Correlation Between ICD Co and Humasis
Can any of the company-specific risk be diversified away by investing in both ICD Co and Humasis at the same time? Although using a correlation coefficient on its own may not help to predict future stock returns, this module helps to understand the diversifiable risk of combining ICD Co and Humasis into the same portfolio, which is an essential part of the fundamental portfolio management process.
By analyzing existing cross correlation between ICD Co and Humasis Co, you can compare the effects of market volatilities on ICD Co and Humasis and check how they will diversify away market risk if combined in the same portfolio for a given time horizon. You can also utilize pair trading strategies of matching a long position in ICD Co with a short position of Humasis. Check out your portfolio center. Please also check ongoing floating volatility patterns of ICD Co and Humasis.
Diversification Opportunities for ICD Co and Humasis
Excellent diversification
The 3 months correlation between ICD and Humasis is -0.51. Overlapping area represents the amount of risk that can be diversified away by holding ICD Co and Humasis Co in the same portfolio, assuming nothing else is changed. The correlation between historical prices or returns on Humasis and ICD Co is a relative statistical measure of the degree to which these equity instruments tend to move together. The correlation coefficient measures the extent to which returns on ICD Co are associated (or correlated) with Humasis. Values of the correlation coefficient range from -1 to +1, where. The correlation of zero (0) is possible when the price movement of Humasis has no effect on the direction of ICD Co i.e., ICD Co and Humasis go up and down completely randomly.

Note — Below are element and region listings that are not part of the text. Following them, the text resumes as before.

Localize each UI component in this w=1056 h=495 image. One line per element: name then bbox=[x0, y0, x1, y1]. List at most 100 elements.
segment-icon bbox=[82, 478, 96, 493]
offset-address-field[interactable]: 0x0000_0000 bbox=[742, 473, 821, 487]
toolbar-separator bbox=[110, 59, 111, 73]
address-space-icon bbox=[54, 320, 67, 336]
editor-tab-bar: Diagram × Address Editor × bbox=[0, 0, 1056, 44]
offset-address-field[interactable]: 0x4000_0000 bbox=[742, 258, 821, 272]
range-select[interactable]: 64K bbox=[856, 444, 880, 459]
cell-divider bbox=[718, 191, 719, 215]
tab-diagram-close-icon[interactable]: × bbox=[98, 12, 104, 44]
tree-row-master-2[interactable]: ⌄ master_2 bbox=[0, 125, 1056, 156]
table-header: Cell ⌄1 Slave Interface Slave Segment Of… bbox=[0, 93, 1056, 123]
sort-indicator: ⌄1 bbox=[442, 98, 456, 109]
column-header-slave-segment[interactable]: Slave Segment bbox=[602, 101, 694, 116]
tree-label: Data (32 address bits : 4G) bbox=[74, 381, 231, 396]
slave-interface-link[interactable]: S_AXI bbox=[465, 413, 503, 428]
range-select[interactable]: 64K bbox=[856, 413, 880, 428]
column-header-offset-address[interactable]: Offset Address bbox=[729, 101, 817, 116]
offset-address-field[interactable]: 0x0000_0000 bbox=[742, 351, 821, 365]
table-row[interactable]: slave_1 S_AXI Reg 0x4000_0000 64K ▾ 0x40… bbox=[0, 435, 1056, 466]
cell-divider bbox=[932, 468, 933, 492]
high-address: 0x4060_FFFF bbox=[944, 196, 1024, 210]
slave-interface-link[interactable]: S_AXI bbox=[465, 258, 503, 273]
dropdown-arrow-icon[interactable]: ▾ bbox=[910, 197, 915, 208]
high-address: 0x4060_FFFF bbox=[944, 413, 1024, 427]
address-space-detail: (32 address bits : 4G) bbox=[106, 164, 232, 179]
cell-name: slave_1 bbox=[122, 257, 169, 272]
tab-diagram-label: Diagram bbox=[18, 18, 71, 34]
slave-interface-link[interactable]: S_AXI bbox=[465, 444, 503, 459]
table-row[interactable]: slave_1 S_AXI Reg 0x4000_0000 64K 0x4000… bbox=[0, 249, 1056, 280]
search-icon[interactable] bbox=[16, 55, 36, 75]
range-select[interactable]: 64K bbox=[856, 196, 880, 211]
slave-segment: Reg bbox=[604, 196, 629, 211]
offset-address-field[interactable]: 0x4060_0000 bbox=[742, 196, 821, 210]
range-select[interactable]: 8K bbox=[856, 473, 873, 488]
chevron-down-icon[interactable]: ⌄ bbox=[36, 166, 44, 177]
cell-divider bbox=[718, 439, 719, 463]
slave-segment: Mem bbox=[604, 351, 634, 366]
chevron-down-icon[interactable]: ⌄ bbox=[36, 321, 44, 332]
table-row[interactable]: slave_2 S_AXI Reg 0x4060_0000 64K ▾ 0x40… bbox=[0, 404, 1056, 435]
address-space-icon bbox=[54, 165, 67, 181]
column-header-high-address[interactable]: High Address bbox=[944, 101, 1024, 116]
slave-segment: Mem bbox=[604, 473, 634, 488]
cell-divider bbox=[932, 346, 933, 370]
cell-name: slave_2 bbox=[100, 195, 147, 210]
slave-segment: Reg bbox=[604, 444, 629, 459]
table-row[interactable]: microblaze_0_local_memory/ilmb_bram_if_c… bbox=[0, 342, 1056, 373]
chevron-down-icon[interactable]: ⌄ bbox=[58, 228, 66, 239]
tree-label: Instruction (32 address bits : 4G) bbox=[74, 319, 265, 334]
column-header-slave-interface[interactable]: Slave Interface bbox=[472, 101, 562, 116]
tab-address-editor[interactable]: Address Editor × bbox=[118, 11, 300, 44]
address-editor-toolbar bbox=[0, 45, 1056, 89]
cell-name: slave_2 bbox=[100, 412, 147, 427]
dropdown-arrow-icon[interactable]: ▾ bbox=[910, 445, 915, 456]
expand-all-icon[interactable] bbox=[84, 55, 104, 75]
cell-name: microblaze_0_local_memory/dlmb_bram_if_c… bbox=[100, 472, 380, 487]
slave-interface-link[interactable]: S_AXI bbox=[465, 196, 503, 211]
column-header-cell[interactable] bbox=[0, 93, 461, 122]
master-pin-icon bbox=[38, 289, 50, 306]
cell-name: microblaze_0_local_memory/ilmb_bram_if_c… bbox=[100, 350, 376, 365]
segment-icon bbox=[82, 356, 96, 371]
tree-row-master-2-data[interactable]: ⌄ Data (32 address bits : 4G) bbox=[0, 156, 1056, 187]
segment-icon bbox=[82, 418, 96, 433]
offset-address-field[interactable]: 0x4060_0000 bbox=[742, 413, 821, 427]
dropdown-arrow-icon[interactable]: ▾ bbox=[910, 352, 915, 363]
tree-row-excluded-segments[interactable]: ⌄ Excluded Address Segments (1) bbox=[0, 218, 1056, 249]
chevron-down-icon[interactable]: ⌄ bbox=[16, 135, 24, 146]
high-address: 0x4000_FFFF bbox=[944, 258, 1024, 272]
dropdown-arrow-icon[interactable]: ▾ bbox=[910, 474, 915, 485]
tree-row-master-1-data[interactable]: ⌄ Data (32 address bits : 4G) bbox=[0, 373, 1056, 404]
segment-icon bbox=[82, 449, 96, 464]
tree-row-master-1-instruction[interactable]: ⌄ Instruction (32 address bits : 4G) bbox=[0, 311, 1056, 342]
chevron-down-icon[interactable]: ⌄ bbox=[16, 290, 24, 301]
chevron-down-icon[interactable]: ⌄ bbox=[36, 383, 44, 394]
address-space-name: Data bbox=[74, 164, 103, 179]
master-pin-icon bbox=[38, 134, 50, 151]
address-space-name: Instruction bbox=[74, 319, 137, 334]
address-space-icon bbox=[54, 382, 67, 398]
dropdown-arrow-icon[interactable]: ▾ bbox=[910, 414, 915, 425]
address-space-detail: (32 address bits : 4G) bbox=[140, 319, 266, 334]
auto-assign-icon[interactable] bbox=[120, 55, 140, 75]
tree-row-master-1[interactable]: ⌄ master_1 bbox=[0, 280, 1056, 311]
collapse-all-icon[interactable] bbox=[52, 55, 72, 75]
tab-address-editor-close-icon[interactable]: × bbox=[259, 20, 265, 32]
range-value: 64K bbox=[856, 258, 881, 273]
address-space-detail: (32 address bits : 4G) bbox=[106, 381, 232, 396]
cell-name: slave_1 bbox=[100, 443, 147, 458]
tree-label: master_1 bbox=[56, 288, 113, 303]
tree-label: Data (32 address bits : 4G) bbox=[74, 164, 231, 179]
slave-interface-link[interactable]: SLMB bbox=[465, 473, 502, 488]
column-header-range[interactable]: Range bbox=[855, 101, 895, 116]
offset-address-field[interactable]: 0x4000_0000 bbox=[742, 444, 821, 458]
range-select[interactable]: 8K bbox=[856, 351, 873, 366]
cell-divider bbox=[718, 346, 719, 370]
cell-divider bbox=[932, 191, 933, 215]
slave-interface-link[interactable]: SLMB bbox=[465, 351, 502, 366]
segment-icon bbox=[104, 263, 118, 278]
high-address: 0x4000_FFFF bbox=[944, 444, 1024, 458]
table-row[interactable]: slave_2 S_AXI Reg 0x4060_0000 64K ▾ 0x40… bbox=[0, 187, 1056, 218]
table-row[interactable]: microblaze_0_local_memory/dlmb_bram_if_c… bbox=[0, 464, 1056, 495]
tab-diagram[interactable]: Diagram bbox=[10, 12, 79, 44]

Pair Corralation between ICD Co and Humasis
Assuming the 90 days trading horizon ICD Co is expected to under-perform the Humasis. But the stock apears to be less risky and, when comparing its historical volatility, ICD Co is 2.18 times less risky than Humasis. The stock trades about -0.13 of its potential returns per unit of risk. The Humasis Co is currently generating about 0.06 of returns per unit of risk over similar time horizon. If you would invest 165,900 in Humasis Co on September 13, 2024 and sell it today you would earn a total of 19,200 from holding Humasis Co or generate 11.57% return on investment over 90 days.
Time Period | 3 Months [change] |
Direction | Moves Against |
Strength | Very Weak |
Accuracy | 100.0% |
Values | Daily Returns |
ICD Co vs. Humasis Co
Performance |
Timeline |
ICD Co |
Humasis |
ICD Co and Humasis Volatility Contrast
Predicted Return Density |
Returns |
Pair Trading with ICD Co and Humasis
The main advantage of trading using opposite ICD Co and Humasis positions is that it hedges away some unsystematic risk. Because of two separate transactions, even if ICD Co position performs unexpectedly, Humasis can make up some of the losses. Pair trading also minimizes risk from directional movements in the market. For example, if an entire industry or sector drops because of unexpected headlines, the short position in Humasis will offset losses from the drop in Humasis' long position.ICD Co vs. SFA Engineering | ICD Co vs. APS Holdings | ICD Co vs. Soulbrain Holdings Co | ICD Co vs. JUSUNG ENGINEERING Co |
Humasis vs. LabGenomics Co | Humasis vs. Seegene | Humasis vs. Access Bio | Humasis vs. Woori Technology Investment |
Check out your portfolio center.Note that this page's information should be used as a complementary analysis to find the right mix of equity instruments to add to your existing portfolios or create a brand new portfolio. You can also try the Portfolio Center module to all portfolio management and optimization tools to improve performance of your portfolios.